- Современная цивилизация потребления требует от нас все время быть счастливыми и наслаждаться.
- Возникла целая индустрия счастья, поддержанная массовой культурой, психотерапевтами и антидепрессантами.
- Стремление к абсолютному счастью в отношениях с другими – утопия. Люди ждут от отношений счастья, а при возникновении проблем бросают их и остаются одни.
- Нейронаука показывает важность эмоциональной боли, грусти и расстройства как ключевого условия социализации и эмпатии.
- Свобода означает и свободу человека быть несчастливым, работать со своим несчастьем, пытаться изменить себя и окружающую действительность.
Сергей Медведев: О режиссере Андрее Тарковском рассказывают, что в поздние годы жизни, уже знающий о своей смертельной болезни, он выступал с лекциями в одном из американских университетов. И там студентка задала ему вполне стандартный вопрос: "А что вы посоветуете для того, чтобы быть счастливым?" Режиссер ответил: "А с чего вы взяли, что вы должны быть счастливы?" Об этом и наша сегодняшняя программа – должен ли человек быть счастливым, создан ли он для счастья, как птица для полета?
Видеоверсия программы
Сергей Медведев: У нас в гостях Жюли Реше, философ, некропсихотерапевт, и Владислав Земенков, культуролог, приглашенный преподаватель НИУ ВШЭ.
Я хочу поговорить об индустрии счастья, потому что, как я понимаю, современная культура фактически предлагает нам императив счастья – мы должны быть счастливы.

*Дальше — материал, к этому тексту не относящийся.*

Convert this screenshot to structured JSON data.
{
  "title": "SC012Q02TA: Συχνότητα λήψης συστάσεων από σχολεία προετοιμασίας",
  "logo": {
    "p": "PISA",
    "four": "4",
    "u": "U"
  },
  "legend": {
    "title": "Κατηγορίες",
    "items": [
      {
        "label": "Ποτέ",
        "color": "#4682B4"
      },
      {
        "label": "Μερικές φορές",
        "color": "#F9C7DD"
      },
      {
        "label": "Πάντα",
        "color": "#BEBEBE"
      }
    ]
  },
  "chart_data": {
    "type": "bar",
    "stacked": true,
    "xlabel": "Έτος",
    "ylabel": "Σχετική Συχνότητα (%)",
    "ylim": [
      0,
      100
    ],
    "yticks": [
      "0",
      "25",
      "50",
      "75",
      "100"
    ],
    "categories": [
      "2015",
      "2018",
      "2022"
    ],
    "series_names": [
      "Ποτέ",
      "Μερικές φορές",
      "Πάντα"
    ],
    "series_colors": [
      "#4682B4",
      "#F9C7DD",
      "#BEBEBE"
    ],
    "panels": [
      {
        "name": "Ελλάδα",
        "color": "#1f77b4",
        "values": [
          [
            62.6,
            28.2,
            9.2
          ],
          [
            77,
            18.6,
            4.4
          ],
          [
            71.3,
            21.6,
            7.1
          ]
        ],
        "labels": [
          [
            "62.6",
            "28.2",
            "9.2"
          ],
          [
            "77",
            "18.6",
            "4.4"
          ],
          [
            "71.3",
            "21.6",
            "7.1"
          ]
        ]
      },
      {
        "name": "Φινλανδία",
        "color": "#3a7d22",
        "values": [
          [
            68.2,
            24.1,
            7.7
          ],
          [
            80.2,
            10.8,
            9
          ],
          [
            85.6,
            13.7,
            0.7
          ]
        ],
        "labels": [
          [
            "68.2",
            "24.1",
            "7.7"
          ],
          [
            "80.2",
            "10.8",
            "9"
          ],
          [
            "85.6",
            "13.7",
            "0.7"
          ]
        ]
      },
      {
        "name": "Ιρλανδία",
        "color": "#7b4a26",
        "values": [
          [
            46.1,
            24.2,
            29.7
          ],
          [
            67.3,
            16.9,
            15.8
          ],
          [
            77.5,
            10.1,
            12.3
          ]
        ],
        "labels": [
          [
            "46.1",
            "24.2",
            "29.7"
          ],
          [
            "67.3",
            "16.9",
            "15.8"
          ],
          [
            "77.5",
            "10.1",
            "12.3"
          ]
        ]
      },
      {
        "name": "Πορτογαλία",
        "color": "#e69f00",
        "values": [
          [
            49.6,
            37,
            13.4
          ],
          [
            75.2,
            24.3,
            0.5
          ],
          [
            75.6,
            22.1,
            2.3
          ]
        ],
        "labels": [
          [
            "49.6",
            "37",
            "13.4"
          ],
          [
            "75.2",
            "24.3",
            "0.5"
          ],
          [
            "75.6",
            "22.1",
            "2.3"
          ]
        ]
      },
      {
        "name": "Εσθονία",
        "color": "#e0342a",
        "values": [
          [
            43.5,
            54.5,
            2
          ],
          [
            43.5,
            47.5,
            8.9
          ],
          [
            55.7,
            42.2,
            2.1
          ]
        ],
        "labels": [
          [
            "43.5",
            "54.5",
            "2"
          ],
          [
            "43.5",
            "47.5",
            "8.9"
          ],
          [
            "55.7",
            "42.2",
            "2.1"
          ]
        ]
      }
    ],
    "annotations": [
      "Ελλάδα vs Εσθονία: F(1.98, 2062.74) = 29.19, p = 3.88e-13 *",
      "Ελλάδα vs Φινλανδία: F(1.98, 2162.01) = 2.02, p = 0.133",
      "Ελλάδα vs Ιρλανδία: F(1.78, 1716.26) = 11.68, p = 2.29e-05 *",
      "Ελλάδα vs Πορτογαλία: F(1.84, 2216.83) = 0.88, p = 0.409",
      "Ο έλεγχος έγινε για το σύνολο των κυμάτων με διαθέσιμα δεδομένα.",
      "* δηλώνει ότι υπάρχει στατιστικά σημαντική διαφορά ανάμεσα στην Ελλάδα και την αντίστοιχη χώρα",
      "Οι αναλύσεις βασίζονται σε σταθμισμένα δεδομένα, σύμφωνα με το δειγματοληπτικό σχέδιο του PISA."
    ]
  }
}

Жюли Реше: Да, есть такая тенденция. Это то, что мой научный руководитель Аленка Зупанчич называет биоморальностью, когда в качестве идеала пропагандируется абсолютно перманентно счастливый человек. И этот стереотип навязывается. Считается, что человек должен быть все время счастлив. Сам аппарат психологов рекламирует себя как предоставляющий людям возможность все время быть счастливыми. Счастье ассоциируется со здоровым психологическим состоянием. Люди пытаются быть счастливыми, но у них это плохо получается.
Сергей Медведев: А когда это все началось? Это синдром модерна? Ведь такого императива счастья не было, к примеру, в средневековой культуре.
Владислав Земенков: Проблема грусти неразрывно связана с вопросом о том, что такое счастье. И этим вопросом, безусловно, задавались еще до развития христианства, еще в античную эпоху - прежде всего, греческие философы. Аристотель развивал теорию эмоций в этической плоскости, он является автором такого термина, как "добродетель". В своей этике Аристотель развивал этот концепт счастья: счастье неразрывно связано с публичной, общественной жизнью человека, и для его достижения необходимо жить добродетельной жизнью, испытывать те или иные эмоции. Потом этот пафос поддержали более поздние философы, стоики, эпикурейцы, которые связывали счастье и удовольствие, во главу угла ставили избавление от боли, физических страданий.
Это, конечно, очень важно. Другое дело, что современная европейская цивилизация, цивилизация модерна, которая выстраивалась на основе христианской идеологии, безусловно, трансформировала это представление о счастье с учетом пожеланий античных философов и средневековых христианских представлений.
Сергей Медведев: Но она несла их вперед, в загробную жизнь.
Владислав Земенков: Да. Средневековая цивилизация, конечно, связывала счастье с божественным единением, с богом. Счастье средневекового человека – это довольствоваться тем, что у него сейчас есть, и ему будет воздаяние – счастье в загробном мире. Цивилизация модерна воплотилась в знаменитой ницшеанской фразе "бог умер", то есть умерло представление о божественном, о том, что нужно соединиться с богом, - оно, конечно, работает по-другому.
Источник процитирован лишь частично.